Note that there is substantial name variation in Incubators.txt for the same firm, so standard name based matching doesn't work. For example:
Inclusive Innovation Incubator Inclusive Innovation Incubator DC in3dc.com Inclusive Innovation Incubator (In3) - D.C's first co-working, training, & incubator space intentional about diversity & inclusion. Washington 2301-D Georgia Ave, NW Crunchbase Inclusive Innovation Incubator (In3) Inclusive Innovation Incubator (In3) DC www.in3d.com Inclusive Innovation Incubator (In3) is the District's first community space focused on inclusion innovation and incubation. The incubator is committed to creating a collaborative environment where under-resourced members have access to the space and services needed to build or grow a successful business. Washington DC AngelList,USIncubators
And out of the 15 incubator names, 11 were in our incubators table (irrespective of location), and of these y had name variation(s).
Fortunately the count is small, so we can conduct a manual review. For the Google crawler, we only count a hit if the website of the incubator itself is included in the results, rather than a news article or other information that references the incubator.
Results
In the table below, 1 indicates the incubator was present in the source, and 0 indicates it was absent. The last column, labelled any records if the incubator was in our complete seed data, comprised of the incubator table and the Google Crawler results.
Name | Location | Crunchbase | INBIA | Angellist | US Incubators | Google Crawler | Any |
---|---|---|---|---|---|---|---|
Inclusive Innovation Incubator (In3) | Washington, DC | 1 | 0 | 1 | 1 | 1 | 1 |
AU Entrepreneurship Incubator | Washington, DC | 0 | 0 | 0 | 0 | 0 | 0 |
Global Development Incubator | Washington, DC | 0 | 0 | 0 | 1 | 0 | 1 |
Halcyon Incubator | Washington, DC | 0 | 0 | 0 | 1 | 1 | 1 |
The Hatchery | Washington, DC | 0 | 0 | 0 | 1 | 0 | 1 |
Vermont Center for Emerging Technologies (VCET) | Burlington, VT | 1 | 1 | 0 | 0 | 1 | 1 |
Austin Technology Incubator | Austin, TX | 1 | 0 | 1 | 0 | 1 | 1 |
IncubatorCTX | Austin, TX | 0 | 0 | 0 | 0 | 0 | 0 |
Economic Growth Business Incubator | Austin, TX | 0 | 0 | 0 | 0 | 1 | 1 |
ACC Bioscience Incubator | Austin, TX | 0 | 0 | 1 | 0 | 1 | 1 |
Bunker Labs | Austin, TX | 0 | 0 | 0 | 0 | 1 | 1 |
Galvanize | Austin, TX | 0 | 0 | 0 | 0 | 0 | 0 |
University Enterprise Laboratories | St. Paul , MN | 0 | 0 | 0 | 1 | 1 | 1 |
Discovery Launchpad at UMN | Minneapolis , MN | 0 | 0 | 0 | 0 | 0 | 0 |
Lunar Startups | St. Paul, MN | 0 | 0 | 0 | 1 | 0 | 1 |
Total | 3 (20%) | 1 (7%) | 3 (20%) | 6 (40%) | 8 (53%) | 11 (73%) |
Notes:
- For The Hatchery, the NY location is also in AngelList
- For Bunker Labs, the Austin location is missing but the Seattle location is in US Incubators, the Chicago location is in AngelList, and the Google crawler found an Arlington, VA location too.

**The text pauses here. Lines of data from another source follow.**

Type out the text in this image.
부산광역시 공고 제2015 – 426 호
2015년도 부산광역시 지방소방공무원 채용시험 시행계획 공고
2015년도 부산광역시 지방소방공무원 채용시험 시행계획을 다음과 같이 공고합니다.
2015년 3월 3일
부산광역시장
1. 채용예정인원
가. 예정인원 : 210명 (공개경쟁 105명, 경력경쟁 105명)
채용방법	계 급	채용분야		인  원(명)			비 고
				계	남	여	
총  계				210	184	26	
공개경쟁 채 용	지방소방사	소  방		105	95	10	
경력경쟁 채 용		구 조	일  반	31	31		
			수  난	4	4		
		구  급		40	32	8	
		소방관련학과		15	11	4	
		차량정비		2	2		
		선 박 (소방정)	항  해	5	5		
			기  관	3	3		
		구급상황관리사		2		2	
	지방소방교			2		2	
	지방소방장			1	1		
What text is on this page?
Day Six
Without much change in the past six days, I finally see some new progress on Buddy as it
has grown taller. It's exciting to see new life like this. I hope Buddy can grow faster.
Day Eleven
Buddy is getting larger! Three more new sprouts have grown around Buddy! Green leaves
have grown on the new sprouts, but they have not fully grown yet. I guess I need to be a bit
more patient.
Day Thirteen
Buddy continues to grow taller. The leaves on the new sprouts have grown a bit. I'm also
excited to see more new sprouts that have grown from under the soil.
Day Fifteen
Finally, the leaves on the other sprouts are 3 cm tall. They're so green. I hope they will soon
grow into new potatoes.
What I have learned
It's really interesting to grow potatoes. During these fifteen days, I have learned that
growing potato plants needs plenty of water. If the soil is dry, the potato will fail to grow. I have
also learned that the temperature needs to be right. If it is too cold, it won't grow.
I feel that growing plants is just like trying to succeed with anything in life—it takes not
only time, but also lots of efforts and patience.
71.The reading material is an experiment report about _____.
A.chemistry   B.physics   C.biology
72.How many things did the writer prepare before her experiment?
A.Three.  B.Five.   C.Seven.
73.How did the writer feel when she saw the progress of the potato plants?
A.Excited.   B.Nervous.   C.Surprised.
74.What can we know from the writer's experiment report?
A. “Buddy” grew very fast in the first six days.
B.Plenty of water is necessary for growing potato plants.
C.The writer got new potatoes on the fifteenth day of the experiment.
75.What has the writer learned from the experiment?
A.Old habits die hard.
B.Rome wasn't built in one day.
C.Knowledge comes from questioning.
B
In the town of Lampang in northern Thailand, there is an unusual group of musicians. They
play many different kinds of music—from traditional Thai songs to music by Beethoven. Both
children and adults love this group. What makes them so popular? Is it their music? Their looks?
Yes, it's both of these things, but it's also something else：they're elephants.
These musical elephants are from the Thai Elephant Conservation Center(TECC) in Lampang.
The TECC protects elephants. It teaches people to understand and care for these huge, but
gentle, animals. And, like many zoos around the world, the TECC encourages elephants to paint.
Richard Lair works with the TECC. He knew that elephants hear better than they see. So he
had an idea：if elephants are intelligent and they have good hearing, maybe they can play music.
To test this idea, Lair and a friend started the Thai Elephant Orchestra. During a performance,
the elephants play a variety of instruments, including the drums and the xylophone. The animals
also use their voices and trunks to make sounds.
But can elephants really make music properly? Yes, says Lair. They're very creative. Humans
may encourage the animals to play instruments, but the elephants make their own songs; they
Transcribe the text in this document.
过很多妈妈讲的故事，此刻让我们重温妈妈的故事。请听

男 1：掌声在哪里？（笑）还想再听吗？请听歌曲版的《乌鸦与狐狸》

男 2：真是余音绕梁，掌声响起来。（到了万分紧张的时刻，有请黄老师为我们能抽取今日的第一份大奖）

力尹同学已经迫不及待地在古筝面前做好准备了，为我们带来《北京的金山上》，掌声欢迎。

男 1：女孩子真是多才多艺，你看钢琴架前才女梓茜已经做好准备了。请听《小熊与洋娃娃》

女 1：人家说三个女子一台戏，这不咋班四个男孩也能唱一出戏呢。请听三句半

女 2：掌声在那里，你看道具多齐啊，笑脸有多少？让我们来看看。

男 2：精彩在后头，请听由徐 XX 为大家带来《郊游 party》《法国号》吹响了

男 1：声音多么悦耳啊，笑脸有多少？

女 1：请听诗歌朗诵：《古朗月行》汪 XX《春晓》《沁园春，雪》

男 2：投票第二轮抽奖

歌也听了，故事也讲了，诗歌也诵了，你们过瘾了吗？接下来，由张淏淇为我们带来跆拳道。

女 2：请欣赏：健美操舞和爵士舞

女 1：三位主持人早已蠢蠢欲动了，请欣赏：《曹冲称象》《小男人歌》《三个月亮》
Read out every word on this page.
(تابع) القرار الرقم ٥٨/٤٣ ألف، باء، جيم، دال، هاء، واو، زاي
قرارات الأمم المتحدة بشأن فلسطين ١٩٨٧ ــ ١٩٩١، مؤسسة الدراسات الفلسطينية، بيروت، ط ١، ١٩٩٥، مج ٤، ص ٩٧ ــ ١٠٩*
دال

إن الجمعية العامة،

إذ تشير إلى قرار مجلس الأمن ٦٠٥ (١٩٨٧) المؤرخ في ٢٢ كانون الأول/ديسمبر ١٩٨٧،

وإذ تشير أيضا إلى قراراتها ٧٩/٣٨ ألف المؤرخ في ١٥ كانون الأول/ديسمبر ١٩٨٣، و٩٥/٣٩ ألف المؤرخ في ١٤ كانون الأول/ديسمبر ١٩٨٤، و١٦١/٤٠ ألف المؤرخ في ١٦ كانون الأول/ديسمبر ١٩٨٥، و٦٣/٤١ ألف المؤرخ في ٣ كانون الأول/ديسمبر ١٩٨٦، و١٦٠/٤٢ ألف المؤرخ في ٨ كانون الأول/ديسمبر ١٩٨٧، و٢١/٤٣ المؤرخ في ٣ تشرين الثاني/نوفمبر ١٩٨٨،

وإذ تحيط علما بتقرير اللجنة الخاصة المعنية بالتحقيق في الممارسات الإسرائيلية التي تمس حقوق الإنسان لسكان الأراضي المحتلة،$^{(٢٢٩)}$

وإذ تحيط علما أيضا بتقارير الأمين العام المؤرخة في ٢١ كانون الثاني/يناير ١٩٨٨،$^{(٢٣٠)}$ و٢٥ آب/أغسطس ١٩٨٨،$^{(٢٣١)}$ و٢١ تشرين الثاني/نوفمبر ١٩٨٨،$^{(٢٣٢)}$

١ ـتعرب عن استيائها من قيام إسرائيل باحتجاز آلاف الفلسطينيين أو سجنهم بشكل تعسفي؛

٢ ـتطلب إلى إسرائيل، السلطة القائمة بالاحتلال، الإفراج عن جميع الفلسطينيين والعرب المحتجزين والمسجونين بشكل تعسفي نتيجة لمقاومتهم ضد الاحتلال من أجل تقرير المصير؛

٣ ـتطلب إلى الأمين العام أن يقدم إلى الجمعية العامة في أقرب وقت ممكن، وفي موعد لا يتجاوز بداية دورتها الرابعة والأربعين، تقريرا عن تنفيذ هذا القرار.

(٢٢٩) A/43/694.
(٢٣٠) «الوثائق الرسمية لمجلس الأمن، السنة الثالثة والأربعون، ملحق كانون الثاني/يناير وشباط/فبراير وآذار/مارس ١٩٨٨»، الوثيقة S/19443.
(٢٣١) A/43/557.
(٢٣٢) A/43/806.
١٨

- For Galvanize, the Seattle location is in US Incubators and the San Francisco and New York City locations are both in AngelList.
Overall, 73% of the incubators in the hand-collected data are present in the seed data.
The three of the four absent incubators have a university affiliation. AU Entrepreneurship Incubator is based at American University in DC, IncubatorCTX is based at Concordia University in Northwest Austin, and Discovery Launchpad at UMN is at the University of Minnesota. This suggests that we would need another source of data to capture academic incubators. The fourth missing incubator is the branch office of a chain (Galvanize). This chain does not describe itself as an incubator but appears to meet the criteria for one. We could attempt to put together data on incubator chains and their offices separately. The data also suggests that the different sources do capture different incubators. There is little apparent correlation between the sources, and the Google Crawler is the only one to capture more than half of the incubators.